作品は漆・麻布・金箔・金粉、銀粉、顔料・スタイロフォームを使用しています。
(作品により使用画材の種類が若干異なります。)
松井圭太郎展のサブタイトルは「Urushi 漆 Works」で、その名の通り、漆(うるし)で制作された作品の展示です。
左側壁面の「気がかりなこと」です。
中心から渦を巻いているような造形が目を引きます。
作品の制作過程を簡単に説明すると、まずスタイロフォームで形を作ります。
スタイロフォームは断熱材などに使用される発泡スチロールです。
その上に薄い麻布を何枚か貼って下地を作り、漆、顔料、金箔、金粉、銀粉で描画していきます。
基になったスタイロフォームは、最後に取り除かれますが、そのままになっている作品もあります。
左壁面の小品、「夜の通り」です。
松井さんの作品は、正面から見ると正方形の平面ですが、側面から見ると半立体の形をしています。
作品のウェイトはこの形に置かれていて、すべてはそこから出発しています。
今回の画像は、側面から撮影した、形体が分かりやすいスタイルで掲載します。
正面壁面の「一晩中」です。
側面から見ると、波のような凹凸(おうとつ)が美しい作品です。
縦のストライプの作品ですが、地(背景)には金箔も使われています。
その金がうっすらと光を放っています。
右壁面の対になった「昨日の僕、明日の君」。
漆独特の光沢です。
描画と造形が対応している二点組ですが、タイトルも面白いですね。
入口横右壁面の七点組「一週間」です。
いずれも小さな正方形が描画されたシリーズで、やはり造形の変化に、作品の妙があります。
ご覧いただいたように松井さんの作品は半立体で、作品を周りからグルリと見ると、その魅力が伝わってきます。

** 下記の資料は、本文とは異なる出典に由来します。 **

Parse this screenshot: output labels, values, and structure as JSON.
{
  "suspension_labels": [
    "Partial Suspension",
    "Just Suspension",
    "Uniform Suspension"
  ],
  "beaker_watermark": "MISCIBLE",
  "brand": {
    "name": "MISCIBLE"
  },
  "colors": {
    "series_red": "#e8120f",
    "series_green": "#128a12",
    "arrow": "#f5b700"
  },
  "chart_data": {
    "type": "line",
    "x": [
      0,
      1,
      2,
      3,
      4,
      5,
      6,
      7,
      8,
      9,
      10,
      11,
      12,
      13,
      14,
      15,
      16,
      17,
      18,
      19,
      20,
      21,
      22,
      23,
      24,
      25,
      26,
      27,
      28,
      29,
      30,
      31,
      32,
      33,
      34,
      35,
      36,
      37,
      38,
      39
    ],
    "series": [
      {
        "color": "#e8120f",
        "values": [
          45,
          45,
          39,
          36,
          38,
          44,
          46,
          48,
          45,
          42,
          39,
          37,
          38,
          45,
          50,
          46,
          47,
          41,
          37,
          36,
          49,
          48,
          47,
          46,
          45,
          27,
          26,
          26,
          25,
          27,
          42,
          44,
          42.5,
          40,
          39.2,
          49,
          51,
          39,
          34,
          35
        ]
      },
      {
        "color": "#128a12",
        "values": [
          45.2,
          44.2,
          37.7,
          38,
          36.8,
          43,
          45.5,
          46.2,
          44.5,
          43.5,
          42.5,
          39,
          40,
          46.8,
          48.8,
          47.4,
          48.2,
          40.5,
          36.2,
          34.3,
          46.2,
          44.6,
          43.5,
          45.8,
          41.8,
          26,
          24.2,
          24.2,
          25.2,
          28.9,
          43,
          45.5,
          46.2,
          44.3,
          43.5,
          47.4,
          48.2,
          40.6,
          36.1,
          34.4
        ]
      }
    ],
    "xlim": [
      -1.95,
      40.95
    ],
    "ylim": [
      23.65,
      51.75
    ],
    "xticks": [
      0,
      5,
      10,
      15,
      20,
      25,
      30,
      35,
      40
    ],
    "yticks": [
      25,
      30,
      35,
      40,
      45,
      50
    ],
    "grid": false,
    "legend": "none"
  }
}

描画されたパターンは正方形とラインで、初期のモダンアートを彷彿させます。
作品の最大の特徴は、やはり漆を使っていることです。
漆は何層にもわたって塗られていて、その結果は光沢、発色に表れています。
手間と時間がかかる工程ですが、長い歴史を経た技法が生んだものです。
漆が塗られた道具は漆器として有名で、伝統工芸になっています。
松井さんの作品は道具ではありませんが、道具の立体性を引き継いでいます。
そして、伝統工芸の知恵や時間も作品に内包されています。
見ていて飽きないのはその所為で、知恵や時間の意味を考えさせられます。
ご高覧よろしくお願いいたします。